Bu sefer çocuklar da panik yapmışlardı. Şu veletler bir rahat bıraksaydı sayısız moment verebilirdik. En sonunda birine gözümle seni şimdi bitireceğim arkadaşlarını al ve git işareti verdiğimde arkadaşlarını toplayıp kenara çekmişti.

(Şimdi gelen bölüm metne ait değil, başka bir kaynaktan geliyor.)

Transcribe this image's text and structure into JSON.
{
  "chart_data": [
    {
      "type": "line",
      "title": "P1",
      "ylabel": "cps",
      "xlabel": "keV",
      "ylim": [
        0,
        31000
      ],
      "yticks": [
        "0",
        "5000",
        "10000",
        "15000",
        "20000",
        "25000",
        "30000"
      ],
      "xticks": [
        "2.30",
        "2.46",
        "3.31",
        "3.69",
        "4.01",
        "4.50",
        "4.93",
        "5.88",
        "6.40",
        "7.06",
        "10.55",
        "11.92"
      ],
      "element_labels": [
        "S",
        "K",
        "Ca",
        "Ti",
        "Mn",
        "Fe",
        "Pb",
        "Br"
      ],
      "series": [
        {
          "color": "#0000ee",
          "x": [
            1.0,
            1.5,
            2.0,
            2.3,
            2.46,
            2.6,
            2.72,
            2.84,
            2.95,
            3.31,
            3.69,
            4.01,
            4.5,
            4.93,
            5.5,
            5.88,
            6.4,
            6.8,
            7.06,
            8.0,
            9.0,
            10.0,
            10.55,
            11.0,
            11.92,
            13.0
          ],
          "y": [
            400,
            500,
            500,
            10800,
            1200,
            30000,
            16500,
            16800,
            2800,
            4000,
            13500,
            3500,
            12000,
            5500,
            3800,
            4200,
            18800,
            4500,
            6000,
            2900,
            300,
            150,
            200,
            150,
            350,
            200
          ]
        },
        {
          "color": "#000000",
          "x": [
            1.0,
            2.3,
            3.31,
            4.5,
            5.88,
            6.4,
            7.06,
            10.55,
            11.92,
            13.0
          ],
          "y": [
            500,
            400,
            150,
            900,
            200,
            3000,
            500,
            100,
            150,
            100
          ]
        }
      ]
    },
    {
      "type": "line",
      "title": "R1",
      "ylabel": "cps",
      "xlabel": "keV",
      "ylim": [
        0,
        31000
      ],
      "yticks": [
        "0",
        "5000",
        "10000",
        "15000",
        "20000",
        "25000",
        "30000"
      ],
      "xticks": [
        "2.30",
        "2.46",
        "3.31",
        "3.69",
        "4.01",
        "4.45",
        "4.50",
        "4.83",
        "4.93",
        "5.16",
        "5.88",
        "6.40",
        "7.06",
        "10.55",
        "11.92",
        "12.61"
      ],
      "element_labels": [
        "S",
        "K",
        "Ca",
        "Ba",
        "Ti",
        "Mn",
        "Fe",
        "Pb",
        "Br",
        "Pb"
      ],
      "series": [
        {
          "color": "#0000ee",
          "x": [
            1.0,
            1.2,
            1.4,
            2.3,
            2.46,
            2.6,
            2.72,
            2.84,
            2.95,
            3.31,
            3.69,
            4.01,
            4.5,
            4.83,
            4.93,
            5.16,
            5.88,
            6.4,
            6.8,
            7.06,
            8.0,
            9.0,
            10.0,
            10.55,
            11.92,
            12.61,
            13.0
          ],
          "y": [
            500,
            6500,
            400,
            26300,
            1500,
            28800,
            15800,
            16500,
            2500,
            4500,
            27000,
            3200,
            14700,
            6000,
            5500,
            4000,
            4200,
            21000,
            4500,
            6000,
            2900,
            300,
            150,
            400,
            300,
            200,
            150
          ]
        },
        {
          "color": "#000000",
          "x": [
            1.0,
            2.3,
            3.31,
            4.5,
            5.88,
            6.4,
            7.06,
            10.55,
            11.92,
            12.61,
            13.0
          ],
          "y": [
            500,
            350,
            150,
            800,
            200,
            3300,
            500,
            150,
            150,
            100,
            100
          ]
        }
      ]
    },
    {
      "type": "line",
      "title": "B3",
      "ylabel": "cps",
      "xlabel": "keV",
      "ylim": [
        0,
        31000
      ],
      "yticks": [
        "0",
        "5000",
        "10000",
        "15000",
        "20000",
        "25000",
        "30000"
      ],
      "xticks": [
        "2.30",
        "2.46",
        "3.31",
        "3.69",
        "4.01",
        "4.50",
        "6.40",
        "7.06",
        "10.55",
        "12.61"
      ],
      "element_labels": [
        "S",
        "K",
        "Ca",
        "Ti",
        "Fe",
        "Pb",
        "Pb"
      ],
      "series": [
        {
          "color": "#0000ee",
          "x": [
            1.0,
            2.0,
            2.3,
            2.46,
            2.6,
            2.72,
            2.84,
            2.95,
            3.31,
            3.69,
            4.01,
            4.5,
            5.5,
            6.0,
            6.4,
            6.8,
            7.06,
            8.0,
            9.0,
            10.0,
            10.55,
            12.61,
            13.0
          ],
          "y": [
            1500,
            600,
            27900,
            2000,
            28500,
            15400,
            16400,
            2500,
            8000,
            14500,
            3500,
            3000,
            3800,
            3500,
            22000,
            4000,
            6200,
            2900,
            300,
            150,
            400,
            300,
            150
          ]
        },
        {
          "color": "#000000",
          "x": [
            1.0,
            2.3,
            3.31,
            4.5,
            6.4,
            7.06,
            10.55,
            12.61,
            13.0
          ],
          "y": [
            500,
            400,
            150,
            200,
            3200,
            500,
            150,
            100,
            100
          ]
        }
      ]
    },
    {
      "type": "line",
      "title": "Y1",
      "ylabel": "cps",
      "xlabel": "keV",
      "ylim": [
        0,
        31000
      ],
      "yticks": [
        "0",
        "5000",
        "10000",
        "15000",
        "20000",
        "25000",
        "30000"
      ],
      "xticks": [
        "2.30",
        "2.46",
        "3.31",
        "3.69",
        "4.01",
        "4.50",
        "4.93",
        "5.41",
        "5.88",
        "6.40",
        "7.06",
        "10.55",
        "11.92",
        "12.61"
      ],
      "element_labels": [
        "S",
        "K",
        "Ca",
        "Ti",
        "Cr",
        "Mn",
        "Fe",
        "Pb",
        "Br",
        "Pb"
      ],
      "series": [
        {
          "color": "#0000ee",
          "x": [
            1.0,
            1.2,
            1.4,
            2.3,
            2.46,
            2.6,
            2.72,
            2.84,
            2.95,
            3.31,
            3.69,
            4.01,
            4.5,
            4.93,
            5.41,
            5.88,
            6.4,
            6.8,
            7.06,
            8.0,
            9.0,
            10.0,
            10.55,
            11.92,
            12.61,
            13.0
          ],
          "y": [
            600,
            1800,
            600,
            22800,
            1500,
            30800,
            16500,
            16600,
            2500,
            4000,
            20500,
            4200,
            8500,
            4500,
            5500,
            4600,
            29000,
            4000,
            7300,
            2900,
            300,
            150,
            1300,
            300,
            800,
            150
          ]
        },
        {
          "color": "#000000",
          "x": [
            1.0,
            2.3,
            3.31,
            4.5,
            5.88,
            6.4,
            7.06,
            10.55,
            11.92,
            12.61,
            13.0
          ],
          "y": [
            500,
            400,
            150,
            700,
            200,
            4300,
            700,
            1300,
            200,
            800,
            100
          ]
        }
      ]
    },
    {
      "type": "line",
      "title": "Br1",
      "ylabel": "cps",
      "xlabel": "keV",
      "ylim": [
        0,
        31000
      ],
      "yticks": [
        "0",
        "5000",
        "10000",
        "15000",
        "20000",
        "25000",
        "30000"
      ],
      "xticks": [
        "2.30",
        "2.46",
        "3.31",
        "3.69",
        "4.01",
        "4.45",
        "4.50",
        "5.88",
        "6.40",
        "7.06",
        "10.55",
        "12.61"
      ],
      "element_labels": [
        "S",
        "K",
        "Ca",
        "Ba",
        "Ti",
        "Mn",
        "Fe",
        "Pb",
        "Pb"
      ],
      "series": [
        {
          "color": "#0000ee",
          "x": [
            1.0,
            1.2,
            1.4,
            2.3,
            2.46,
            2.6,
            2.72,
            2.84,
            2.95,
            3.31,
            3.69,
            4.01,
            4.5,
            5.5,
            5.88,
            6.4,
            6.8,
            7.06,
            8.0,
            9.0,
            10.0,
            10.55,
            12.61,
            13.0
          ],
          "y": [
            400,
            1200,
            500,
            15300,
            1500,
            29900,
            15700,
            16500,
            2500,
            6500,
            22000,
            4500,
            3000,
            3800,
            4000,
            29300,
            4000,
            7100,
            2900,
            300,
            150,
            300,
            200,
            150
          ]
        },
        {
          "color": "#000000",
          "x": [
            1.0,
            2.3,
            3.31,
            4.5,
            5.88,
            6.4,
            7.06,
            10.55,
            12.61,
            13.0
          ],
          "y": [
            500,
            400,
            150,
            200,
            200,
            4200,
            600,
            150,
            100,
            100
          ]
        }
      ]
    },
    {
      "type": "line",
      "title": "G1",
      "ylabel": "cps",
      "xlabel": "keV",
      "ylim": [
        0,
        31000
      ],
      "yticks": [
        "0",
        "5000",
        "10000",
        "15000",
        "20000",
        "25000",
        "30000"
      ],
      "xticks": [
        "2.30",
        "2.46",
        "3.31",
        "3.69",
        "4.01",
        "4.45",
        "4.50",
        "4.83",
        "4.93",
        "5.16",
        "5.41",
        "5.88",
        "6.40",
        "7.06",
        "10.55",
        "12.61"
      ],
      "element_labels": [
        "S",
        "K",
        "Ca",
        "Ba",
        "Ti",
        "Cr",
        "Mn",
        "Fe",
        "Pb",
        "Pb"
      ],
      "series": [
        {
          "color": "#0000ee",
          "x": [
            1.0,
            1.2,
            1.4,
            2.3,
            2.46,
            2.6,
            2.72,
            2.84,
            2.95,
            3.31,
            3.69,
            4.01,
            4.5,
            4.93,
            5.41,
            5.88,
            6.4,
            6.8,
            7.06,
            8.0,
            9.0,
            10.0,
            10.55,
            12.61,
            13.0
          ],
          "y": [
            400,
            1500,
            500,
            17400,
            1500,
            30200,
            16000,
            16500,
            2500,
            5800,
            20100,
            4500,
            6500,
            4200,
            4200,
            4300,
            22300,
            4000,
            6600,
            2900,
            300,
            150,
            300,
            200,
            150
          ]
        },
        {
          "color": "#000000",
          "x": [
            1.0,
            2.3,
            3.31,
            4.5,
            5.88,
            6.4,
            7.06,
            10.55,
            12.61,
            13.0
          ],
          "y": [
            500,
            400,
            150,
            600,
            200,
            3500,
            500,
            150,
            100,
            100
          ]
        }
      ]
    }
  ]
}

Jimin, yanıma oturmuştu. Gülümseyen yüzü endişeyle kaplıydı. Bacağımdaki yaraya üflediğinde, aklımı kaybetmek üzereydim. Sayısız okuduğum smut, gözlerimin önüne geliyordu ve utanç içinde kavruluyordum.
Keşke şu anime kılıklı çocuğu evime hapsedip günlerce tutsak edebilseydim.
Daha sonra gülümseyip ayaklanmış beni de ayağa kaldırmıştı. Kanamasına rağmen hiç acı duymuyordum! Neden bu kadar güçlü olmak zorundaydım ki... Ama yine de bu muhteşem oyunculuğuma engel değildi.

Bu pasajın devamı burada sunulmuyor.